Ask Harry T., a sports enthusiast and an avid Mets fan, if he is following the 2009 World Series games on television during this first week in November, and he answers, “Nah, I don’t like the Yankees.”
But, if there is a Giants or Jets football game, a Nets or Knicks basketball game, or a Devils or Rangers hockey game any time on television, Harry is usually parked in front of his television set in his two-bedroom apartment operated by SERV Centers Passaic County.
Harry, 44, has been a consumer with SERV Behavioral Health System, Inc. for 20 years. During this time, he has advanced through nearly every level of residential services and programs SERV Centers of New Jersey has to offer for individuals with severe and persistent mental illness.
Depending on his needs at the time, Harry -- who has paranoid schizophrenia, a mild intellectual disability and high anxiety -- has thrived within several levels of SERV’s residential settings, including a group home with staff supervision 24/7 and in a family’s private home with trained home care providers in the Therapeutic Foster Care program.
Today, Harry is content in the A-level apartment he shares with SERV consumers Anthony and Jeff, where staff is on site 15 hours a day. At any time, he can stop in to talk with his Residential Program Manager Karen Buroff or any other SERV staff member in the office located in the four-apartment building.
On Oct. 30, SERV’s Passaic office presented Harry with a Consumer Recovery Award for continuing to take positive strides to better himself. He was nominated for the award by his roommate Anthony.
“I have never come across a young man such as Harry who puts in 100 percent effort to constantly achieve higher goals for himself and to inspire other clients to try and do as well,” Anthony wrote. “After a long stay in home care, Harry, through constant drive to achieve, (is always showered and changed) and is on his way to his day program, way before I’m even out of bed. Harry uses all his tools of recovery at his disposal to improve himself and always does better and better.
“Harry is always willing to engage an individual in casual conversation about what’s going on in the world of sports and the political arena,” Anthony added. “As hard as I try, I cannot keep up with the way he approaches his daily tasks at living life. … He never swears or acts improperly and I wish that I could be like him.”
While humbled by the award, Harry says he “felt pretty good about it.”
According to Ms. Buroff, Harry continues to advance toward recovery because of the right mix of staff support he receives and through his own diligent input. “His medications are a good fit for him, the staff is a good fit for him, and his day program at Community Care in Morris Plains where he attends various group sessions five days a week is a good fit. This is a good combination of the right support plus Harry putting in tremendous effort. All together, you have somebody who excels.”

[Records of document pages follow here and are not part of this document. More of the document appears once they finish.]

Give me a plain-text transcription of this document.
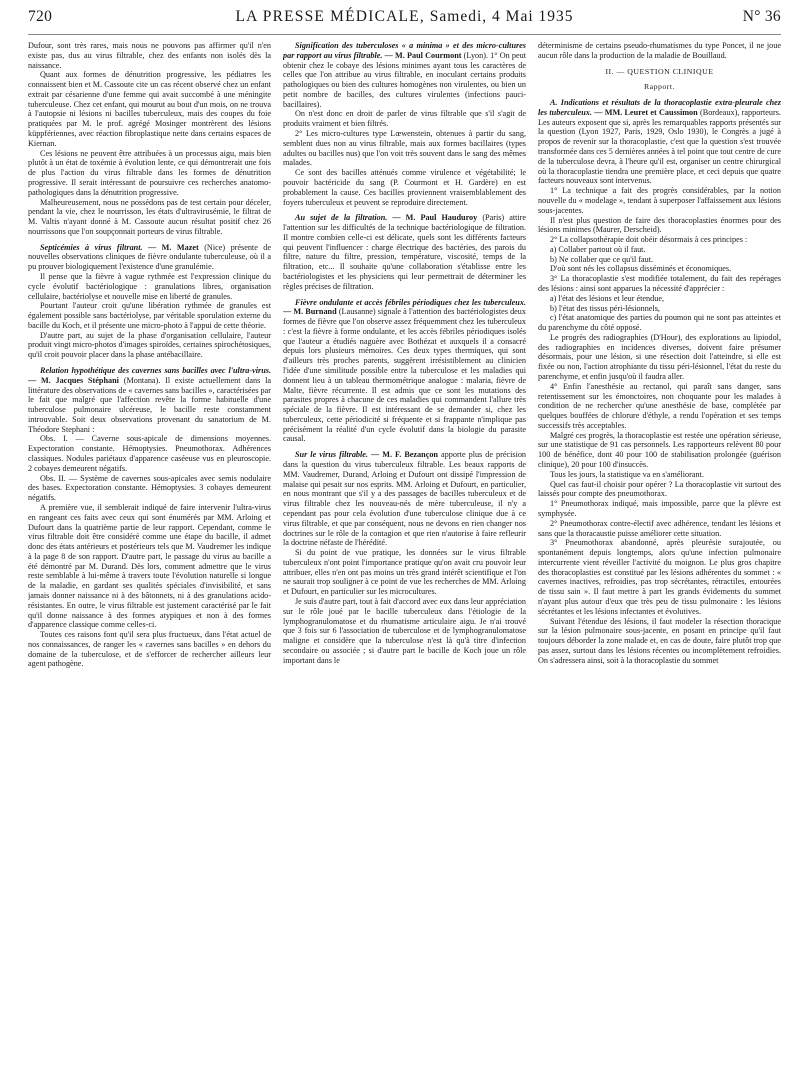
720	LA PRESSE MÉDICALE, Samedi, 4 Mai 1935	N° 36

Dufour, sont très rares, mais nous ne pouvons pas affirmer qu'il n'en existe pas, dus au virus filtrable, chez des enfants non isolés dès la naissance.

Quant aux formes de dénutrition progressive, les pédiatres les connaissent bien et M. Cassoute cite un cas récent observé chez un enfant extrait par césarienne d'une femme qui avait succombé à une méningite tuberculeuse. Chez cet enfant, qui mourut au bout d'un mois, on ne trouva à l'autopsie ni lésions ni bacilles tuberculeux, mais des coupes du foie pratiquées par M. le prof. agrégé Mosinger montrèrent des lésions küppfériennes, avec réaction fibroplastique nette dans certains espaces de Kiernan.

Ces lésions ne peuvent être attribuées à un processus aigu, mais bien plutôt à un état de toxémie à évolution lente, ce qui démontrerait une fois de plus l'action du virus filtrable dans les formes de dénutrition progressive. Il serait intéressant de poursuivre ces recherches anatomo-pathologiques dans la dénutrition progressive.

Malheureusement, nous ne possédons pas de test certain pour déceler, pendant la vie, chez le nourrisson, les états d'ultravirusémie, le filtrat de M. Valtis n'ayant donné à M. Cassoute aucun résultat positif chez 26 nourrissons que l'on soupçonnait porteurs de virus filtrable.

Septicémies à virus filtrant. — M. Mazet (Nice) présente de nouvelles observations cliniques de fièvre ondulante tuberculeuse, où il a pu prouver biologiquement l'existence d'une granulémie.

Il pense que la fièvre à vague rythmée est l'expression clinique du cycle évolutif bactériologique : granulations libres, organisation cellulaire, bactériolyse et nouvelle mise en liberté de granules.

Pourtant l'auteur croit qu'une libération rythmée de granules est également possible sans bactériolyse, par véritable sporulation externe du bacille du Koch, et il présente une micro-photo à l'appui de cette théorie.

D'autre part, au sujet de la phase d'organisation cellulaire, l'auteur produit vingt micro-photos d'images spiroïdes, certaines spirochétosiques, qu'il croit pouvoir placer dans la phase antébacillaire.

Relation hypothétique des cavernes sans bacilles avec l'ultra-virus. — M. Jacques Stéphani (Montana). Il existe actuellement dans la littérature des observations de « cavernes sans bacilles », caractérisées par le fait que malgré que l'affection revête la forme habituelle d'une tuberculose pulmonaire ulcéreuse, le bacille reste constamment introuvable. Soit deux observations provenant du sanatorium de M. Théodore Stephani :

Obs. I. — Caverne sous-apicale de dimensions moyennes. Expectoration constante. Hémoptysies. Pneumothorax. Adhérences classiques. Nodules pariétaux d'apparence caséeuse vus en pleuroscopie. 2 cobayes demeurent négatifs.

Obs. II. — Système de cavernes sous-apicales avec semis nodulaire des bases. Expectoration constante. Hémoptysies. 3 cobayes demeurent négatifs.

A première vue, il semblerait indiqué de faire intervenir l'ultra-virus en rangeant ces faits avec ceux qui sont énumérés par MM. Arloing et Dufourt dans la quatrième partie de leur rapport. Cependant, comme le virus filtrable doit être considéré comme une étape du bacille, il admet donc des états antérieurs et postérieurs tels que M. Vaudremer les indique à la page 8 de son rapport. D'autre part, le passage du virus au bacille a été démontré par M. Durand. Dès lors, comment admettre que le virus reste semblable à lui-même à travers toute l'évolution naturelle si longue de la maladie, en gardant ses qualités spéciales d'invisibilité, et sans jamais donner naissance ni à des bâtonnets, ni à des granulations acido-résistantes. En outre, le virus filtrable est justement caractérisé par le fait qu'il donne naissance à des formes atypiques et non à des formes d'apparence classique comme celles-ci.

Toutes ces raisons font qu'il sera plus fructueux, dans l'état actuel de nos connaissances, de ranger les « cavernes sans bacilles » en dehors du domaine de la tuberculose, et de s'efforcer de rechercher ailleurs leur agent pathogène.

Signification des tuberculoses « a minima » et des micro-cultures par rapport au virus filtrable. — M. Paul Courmont (Lyon). 1° On peut obtenir chez le cobaye des lésions minimes ayant tous les caractères de celles que l'on attribue au virus filtrable, en inoculant certains produits pathologiques ou bien des cultures homogènes non virulentes, ou bien un petit nombre de bacilles, des cultures virulentes (infections pauci-bacillaires).

On n'est donc en droit de parler de virus filtrable que s'il s'agit de produits vraiment et bien filtrés.

2° Les micro-cultures type Lœwenstein, obtenues à partir du sang, semblent dues non au virus filtrable, mais aux formes bacillaires (types adultes ou bacilles nus) que l'on voit très souvent dans le sang des mêmes malades.

Ce sont des bacilles atténués comme virulence et végétabilité; le pouvoir bactéricide du sang (P. Courmont et H. Gardère) en est probablement la cause. Ces bacilles proviennent vraisemblablement des foyers tuberculeux et peuvent se reproduire directement.

Au sujet de la filtration. — M. Paul Hauduroy (Paris) attire l'attention sur les difficultés de la technique bactériologique de filtration. Il montre combien celle-ci est délicate, quels sont les différents facteurs qui peuvent l'influencer : charge électrique des bactéries, des parois du filtre, nature du filtre, pression, température, viscosité, temps de la filtration, etc... Il souhaite qu'une collaboration s'établisse entre les bactériologistes et les physiciens qui leur permettrait de déterminer les règles précises de filtration.

Fièvre ondulante et accès fébriles périodiques chez les tuberculeux. — M. Burnand (Lausanne) signale à l'attention des bactériologistes deux formes de fièvre que l'on observe assez fréquemment chez les tuberculeux : c'est la fièvre à forme ondulante, et les accès fébriles périodiques isolés que l'auteur a étudiés naguère avec Bothézat et auxquels il a consacré depuis lors plusieurs mémoires. Ces deux types thermiques, qui sont d'ailleurs très proches parents, suggèrent irrésistiblement au clinicien l'idée d'une similitude possible entre la tuberculose et les maladies qui donnent lieu à un tableau thermométrique analogue : malaria, fièvre de Malte, fièvre récurrente. Il est admis que ce sont les mutations des parasites propres à chacune de ces maladies qui commandent l'allure très spéciale de la fièvre. Il est intéressant de se demander si, chez les tuberculeux, cette périodicité si fréquente et si frappante n'implique pas précisément la réalité d'un cycle évolutif dans la biologie du parasite causal.

Sur le virus filtrable. — M. F. Bezançon apporte plus de précision dans la question du virus tuberculeux filtrable. Les beaux rapports de MM. Vaudremer, Durand, Arloing et Dufourt ont dissipé l'impression de malaise qui pesait sur nos esprits. MM. Arloing et Dufourt, en particulier, en nous montrant que s'il y a des passages de bacilles tuberculeux et de virus filtrable chez les nouveau-nés de mère tuberculeuse, il n'y a cependant pas pour cela évolution d'une tuberculose clinique due à ce virus filtrable, et que par conséquent, nous ne devons en rien changer nos doctrines sur le rôle de la contagion et que rien n'autorise à faire refleurir la doctrine néfaste de l'hérédité.

Si du point de vue pratique, les données sur le virus filtrable tuberculeux n'ont point l'importance pratique qu'on avait cru pouvoir leur attribuer, elles n'en ont pas moins un très grand intérêt scientifique et l'on ne saurait trop souligner à ce point de vue les recherches de MM. Arloing et Dufourt, en particulier sur les microcultures.

Je suis d'autre part, tout à fait d'accord avec eux dans leur appréciation sur le rôle joué par le bacille tuberculeux dans l'étiologie de la lymphogranulomatose et du rhumatisme articulaire aigu. Je n'ai trouvé que 3 fois sur 6 l'association de tuberculose et de lymphogranulomatose maligne et considère que la tuberculose n'est là qu'à titre d'infection secondaire ou associée ; si d'autre part le bacille de Koch joue un rôle important dans le

déterminisme de certains pseudo-rhumatismes du type Poncet, il ne joue aucun rôle dans la production de la maladie de Bouillaud.

II. — QUESTION CLINIQUE

Rapport.

A. Indications et résultats de la thoracoplastie extra-pleurale chez les tuberculeux. — MM. Leuret et Caussimon (Bordeaux), rapporteurs. Les auteurs exposent que si, après les remarquables rapports présentés sur la question (Lyon 1927, Paris, 1929, Oslo 1930), le Congrès a jugé à propos de revenir sur la thoracoplastie, c'est que la question s'est trouvée transformée dans ces 5 dernières années à tel point que tout centre de cure de la tuberculose devra, à l'heure qu'il est, organiser un centre chirurgical où la thoracoplastie tiendra une première place, et ceci depuis que quatre facteurs nouveaux sont intervenus.

1° La technique a fait des progrès considérables, par la notion nouvelle du « modelage », tendant à superposer l'affaissement aux lésions sous-jacentes.

Il n'est plus question de faire des thoracoplasties énormes pour des lésions minimes (Maurer, Derscheid).

2° La collapsothérapie doit obéir désormais à ces principes :

a) Collaber partout où il faut.

b) Ne collaber que ce qu'il faut.

D'où sont nés les collapsus disséminés et économiques.

3° La thoracoplastie s'est modifiée totalement, du fait des repérages des lésions : ainsi sont apparues la nécessité d'apprécier :

a) l'état des lésions et leur étendue,

b) l'état des tissus péri-lésionnels,

c) l'état anatomique des parties du poumon qui ne sont pas atteintes et du parenchyme du côté opposé.

Le progrès des radiographies (D'Hour), des explorations au lipiodol, des radiographies en incidences diverses, doivent faire présumer désormais, pour une lésion, si une résection doit l'atteindre, si elle est fixée ou non, l'action atrophiante du tissu péri-lésionnel, l'état du reste du parenchyme, et enfin jusqu'où il faudra aller.

4° Enfin l'anesthésie au rectanol, qui paraît sans danger, sans retentissement sur les émonctoires, non choquante pour les malades à condition de ne rechercher qu'une anesthésie de base, complétée par quelques bouffées de chlorure d'éthyle, a rendu l'opération et ses temps successifs très acceptables.

Malgré ces progrès, la thoracoplastie est restée une opération sérieuse, sur une statistique de 91 cas personnels. Les rapporteurs relèvent 80 pour 100 de bénéfice, dont 40 pour 100 de stabilisation prolongée (guérison clinique), 20 pour 100 d'insuccès.

Tous les jours, la statistique va en s'améliorant.

Quel cas faut-il choisir pour opérer ? La thoracoplastie vit surtout des laissés pour compte des pneumothorax.

1° Pneumothorax indiqué, mais impossible, parce que la plèvre est symphysée.

2° Pneumothorax contre-électif avec adhérence, tendant les lésions et sans que la thoracaustie puisse améliorer cette situation.

3° Pneumothorax abandonné, après pleurésie surajoutée, ou spontanément depuis longtemps, alors qu'une infection pulmonaire intercurrente vient réveiller l'activité du moignon. Le plus gros chapitre des thoracoplasties est constitué par les lésions adhérentes du sommet : « cavernes inactives, refroidies, pas trop sécrétantes, rétractiles, entourées de tissu sain ». Il faut mettre à part les grands évidements du sommet n'ayant plus autour d'eux que très peu de tissu pulmonaire : les lésions sécrétantes et les lésions infectantes et évolutives.

Suivant l'étendue des lésions, il faut modeler la résection thoracique sur la lésion pulmonaire sous-jacente, en posant en principe qu'il faut toujours déborder la zone malade et, en cas de doute, faire plutôt trop que pas assez, surtout dans les lésions récentes ou incomplètement refroidies. On s'adressera ainsi, soit à la thoracoplastie du sommet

Maritza Skibola, Harry’s former case manager in the Therapeutic Foster Care program for more than six years, concurs. “The key with Harry is that he understands his illness,” she says. “He accepted his illness very early on and grew to understand…that this is why I am the way I am. He reads up about it on the Internet and he is always in the know. And foremost, Harry never refuses his medication, therefore his symptoms are stable. He has not been hospitalized in many years.”
Ms. Skibola beams as she recalls a time two years ago when Harry’s mother called her to tell her of a proud moment she had with Harry when she took him on vacation to Disney World. As oftentimes happens in a crowded setting, mother and son got separated. Because of Harry’s past experiences with anxiety in a high-stress environment, his mother wasn’t sure how he would react to the situation. The two eventually reconnected via an intercom announcement, and, his relieved mother reported, “He was standing there cool as a cucumber. He didn’t panic.”
Anxiety was at a minimum, as well, when Harry transitioned in July from the foster-care family’s home, where he had fewer responsibilities, into his new living arrangements. Along with apartment living comes more individual responsibility, says Ms. Buroff, noting that staff will instruct and assist the residents in activities of daily living if there are any difficulties. Residents are expected to clean all rooms, make their bed on a daily basis, and do their own laundry and cooking.
When it comes to grocery shopping, Harry does not consider it a chore. He likes to pore over newspaper circulars and clip coupons before heading to the supermarket with staff. Following his own shopping list, he heads up and down the aisles and makes sure to read labels for nutritional facts. A thoughtful person, he often purchases a few other goodies he knows his roommates will like, all the while making sure to stay within his budget.
“Following a budget is a big change for Harry,” says Ms. Buroff. “He decides how to spend: he pays his cable bill, writes the rent check, and balances his checkbook.” Because Harry is very involved in the residents’ weekly outings, he makes sure he has enough money to shop at area department stores and to go to restaurants and Friday night movies.
Harry rates the outings among the top three things he likes about SERV, directly behind “good staff and good medical services.”
“Harry is very social and always ready to make a new friend,” says Ms. Buroff.
His friend and roommate Anthony would agree. “He is the type of individual who inspires other clients to follow in his footsteps.”